Scrape loose, chipped paint from the surface, using a putty knife or wire brush. Wipe away remaining dust and bits with a damp rag.

Step 2

Fill deep areas -- caused by removing several layers of old paint, for instance -- with joint compound, using the putty knife's blade for small repairs, or a drywall-mudding trowel for large ones. Allow the compound to dry for the time suggested on the label, which may be several hours or even a day or two.


Step 3

Sand the compound -- or low, scraped areas -- smooth, using 120- or 150-grit drywall sand paper. Wipe off the dust with a barely damp rag. Run your hand over the sanded surface to check for flatness.

Step 4

Apply a few thin or sparse coats of primer to the sanded areas with a paint roller -- as with paint, a few thin coats of primer adhere better than one or two thick coats, decreasing the chance of eventual chipping.
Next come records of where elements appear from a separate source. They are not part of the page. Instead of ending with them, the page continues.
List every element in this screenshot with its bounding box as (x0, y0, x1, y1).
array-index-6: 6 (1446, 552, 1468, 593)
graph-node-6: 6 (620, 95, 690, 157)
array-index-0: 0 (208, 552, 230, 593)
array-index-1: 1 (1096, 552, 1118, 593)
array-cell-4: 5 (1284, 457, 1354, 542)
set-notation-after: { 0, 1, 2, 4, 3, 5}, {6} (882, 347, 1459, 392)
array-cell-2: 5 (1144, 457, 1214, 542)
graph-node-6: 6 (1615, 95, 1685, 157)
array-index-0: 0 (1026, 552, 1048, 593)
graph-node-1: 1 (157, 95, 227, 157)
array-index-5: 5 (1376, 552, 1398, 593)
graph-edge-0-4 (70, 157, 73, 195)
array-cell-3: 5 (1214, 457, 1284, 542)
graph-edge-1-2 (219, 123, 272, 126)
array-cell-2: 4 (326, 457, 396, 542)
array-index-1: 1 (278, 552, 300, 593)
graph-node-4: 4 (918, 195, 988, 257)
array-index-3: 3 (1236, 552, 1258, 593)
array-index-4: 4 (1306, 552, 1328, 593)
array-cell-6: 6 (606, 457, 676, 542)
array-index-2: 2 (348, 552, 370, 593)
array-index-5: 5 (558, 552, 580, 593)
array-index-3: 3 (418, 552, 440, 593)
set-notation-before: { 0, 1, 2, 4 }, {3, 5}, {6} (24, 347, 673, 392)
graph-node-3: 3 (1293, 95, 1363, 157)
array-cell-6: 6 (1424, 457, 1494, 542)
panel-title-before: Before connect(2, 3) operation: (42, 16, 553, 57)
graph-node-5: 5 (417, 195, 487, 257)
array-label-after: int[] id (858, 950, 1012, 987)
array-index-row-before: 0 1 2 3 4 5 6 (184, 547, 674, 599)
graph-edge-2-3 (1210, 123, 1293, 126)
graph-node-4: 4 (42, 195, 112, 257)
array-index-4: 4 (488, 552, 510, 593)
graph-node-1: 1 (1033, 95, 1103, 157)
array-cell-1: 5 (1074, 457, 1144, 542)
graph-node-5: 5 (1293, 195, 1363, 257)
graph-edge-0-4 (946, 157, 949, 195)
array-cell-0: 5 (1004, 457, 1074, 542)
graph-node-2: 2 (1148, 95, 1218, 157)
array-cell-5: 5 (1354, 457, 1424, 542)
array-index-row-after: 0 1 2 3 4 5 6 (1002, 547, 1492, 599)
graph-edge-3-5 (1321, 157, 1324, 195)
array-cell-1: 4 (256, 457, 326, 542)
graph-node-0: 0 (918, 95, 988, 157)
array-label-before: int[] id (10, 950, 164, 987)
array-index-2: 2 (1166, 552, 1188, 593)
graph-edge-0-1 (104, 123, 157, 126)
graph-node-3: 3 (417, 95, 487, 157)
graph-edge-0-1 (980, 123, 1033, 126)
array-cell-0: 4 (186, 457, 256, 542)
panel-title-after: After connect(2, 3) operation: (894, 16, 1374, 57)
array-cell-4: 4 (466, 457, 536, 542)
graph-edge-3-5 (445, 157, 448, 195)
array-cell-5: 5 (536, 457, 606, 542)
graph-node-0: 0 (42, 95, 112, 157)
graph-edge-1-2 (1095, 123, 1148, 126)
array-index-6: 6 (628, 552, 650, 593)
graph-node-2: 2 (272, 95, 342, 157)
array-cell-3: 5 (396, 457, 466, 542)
Allow sufficient drying time between applications; refer to the can's label, which may suggest 10 or 20 minutes between coats. For a relentlessly humid home, allow at least twice as much drying time for better paint staying power.

Step 5

Apply a few coats of paint to the primed area with a lightly loaded roller, using a paint color that matches the surrounding hue. Again, allow sufficient time between applications.


You can apply oil-based paint over water-based paint, but not vice versa -- this would cause paint to lift, unless you start with a clean surface and an oil-based primer.